Le groupe de travail a consulté plus de 1 000 membres de la communauté de Harvard avant de formuler ses recommandations, explique le rapport. Il a conclu que la crédibilité de l’école est compromise par des déclarations qui ne reflètent pas l’expertise et que la publication de communiqués sur certains sujets signifie que les dirigeants de l’école « seront inévitablement soumis à une pression intense de la part de multiples parties opposées sur presque toutes les questions imaginables ».
Vu la faible probabilité qu’une déclaration satisfasse de manière égale tous les membres de ladite communauté, la publication de communiqués de presse peut « nuire à l’inclusivité de la communauté universitaire », a conclu le groupe. « Il peut être plus difficile pour certains membres de la communauté d’exprimer leurs opinions lorsqu’elles diffèrent de la position officielle de l’université. »
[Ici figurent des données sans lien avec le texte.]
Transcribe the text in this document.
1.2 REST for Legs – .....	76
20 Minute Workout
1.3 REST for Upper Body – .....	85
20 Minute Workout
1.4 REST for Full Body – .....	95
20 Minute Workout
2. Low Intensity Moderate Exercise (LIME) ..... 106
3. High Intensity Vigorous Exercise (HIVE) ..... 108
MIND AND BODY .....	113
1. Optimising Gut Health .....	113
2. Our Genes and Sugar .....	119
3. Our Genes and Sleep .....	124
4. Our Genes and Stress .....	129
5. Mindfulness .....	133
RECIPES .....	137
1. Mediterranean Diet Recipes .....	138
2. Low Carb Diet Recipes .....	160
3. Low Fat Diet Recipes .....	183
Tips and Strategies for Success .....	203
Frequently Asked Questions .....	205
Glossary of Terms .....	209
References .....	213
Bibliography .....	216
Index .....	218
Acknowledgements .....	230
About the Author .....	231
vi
L’école peut et doit s’exprimer sur des questions directement liées à sa mission et à ses activités, précise le rapport, tout en ajoutant : « L’université et ses dirigeants ne doivent cependant pas émettre de déclarations officielles sur des questions de population qui n’affectent pas directement la fonction principale de l’université ». En cas de désaccord sur la pertinence de réagir à une question, l’université doit s’abstenir de faire toute déclaration, a préconisé le groupe.
Dans son rapport, le groupe ne mentionne pas explicitement la guerre en cours entre Israël et le Hamas, mais il reconnaît que des groupes d’étudiants et d’autres personnes peuvent déclencher une controverse par leurs propres déclarations, et donne des conseils sur la manière de gérer ce genre de situation à l’avenir.
« Des individus au sein de l’université, exerçant leur liberté académique, tiennent parfois des propos qui suscitent de vifs désaccords », a indiqué le rapport. « Lorsque cela se produit, l’université doit préciser qu’ils ne parlent pas au nom de l’université et que personne n’est autorisé à parler au nom de l’université, à l’exception de la direction de l’université. »
Le conflit entre Israël et le Hamas a débuté le 7 octobre avec l’attaque surprise du groupe terroriste sur le sud d’Israël, au cours de laquelle ses membres ont assassiné près de 1 200 personnes et en ont pris 252 en otage. Parmi ces derniers, 121 sont toujours captifs à Gaza ; un quart d’entre eux ne seraient plus en vie.
L’équipe du Times of Israël a contribué à cet article.